Improving efficiency in tokenization—if operators are tokenized as single tokens, it could reduce the overall number of tokens needed to represent a piece of code.

For operators, we will use the following documentation pages:

Programming Language	Tested Operators
Python	34
Java	32
C++	36

figure-4 — Figure 4: Share of Operators (Python, Java, C++) Tokenized as a Single Token

Unlike keywords, operators present a real challenge for BERT. Since it was not trained on a large code corpus, it struggles significantly with operators. CodeBERT and ModernBERT have decent performances, but ModernBERT's tokenizer seems to be the best in handling operators.

Test Data for Reproduction

Finally, here is the dataset containing all the test results. Feel free to reproduce the experiments, but don't forget to cite this blog/repository.
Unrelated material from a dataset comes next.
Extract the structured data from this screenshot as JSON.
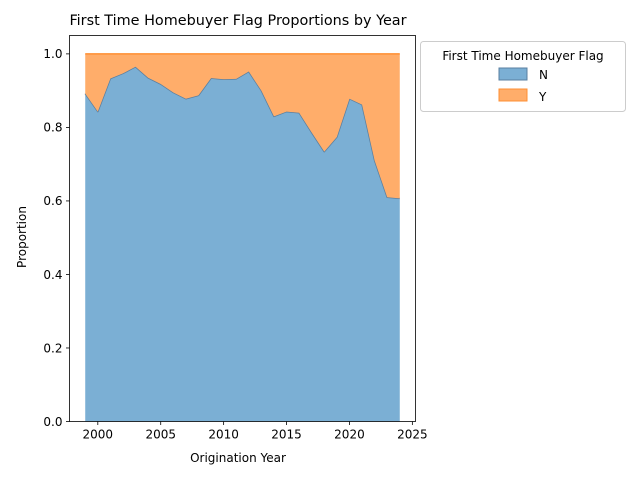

Tokenizer	Vocab Size	Longest Whitespace Token	Longest Tabs Token	Tab-Space Merging	Python Keywords (%)	Java Keywords (%)	C++ Keywords (%)	Python Operators (%)	Java Operators (%)	C++ Operators (%)
BERT	30,522	0	0	❌	91.4	88.0	56.5	50.0	43.8	38.9
CodeBERT	50,265	1	1	❌	82.9	76.0	62.4	67.6	75.0	66.7
ModernBERT	50,280	24	6	✅	91.4	86.0	71.8	82.4	90.6	86.1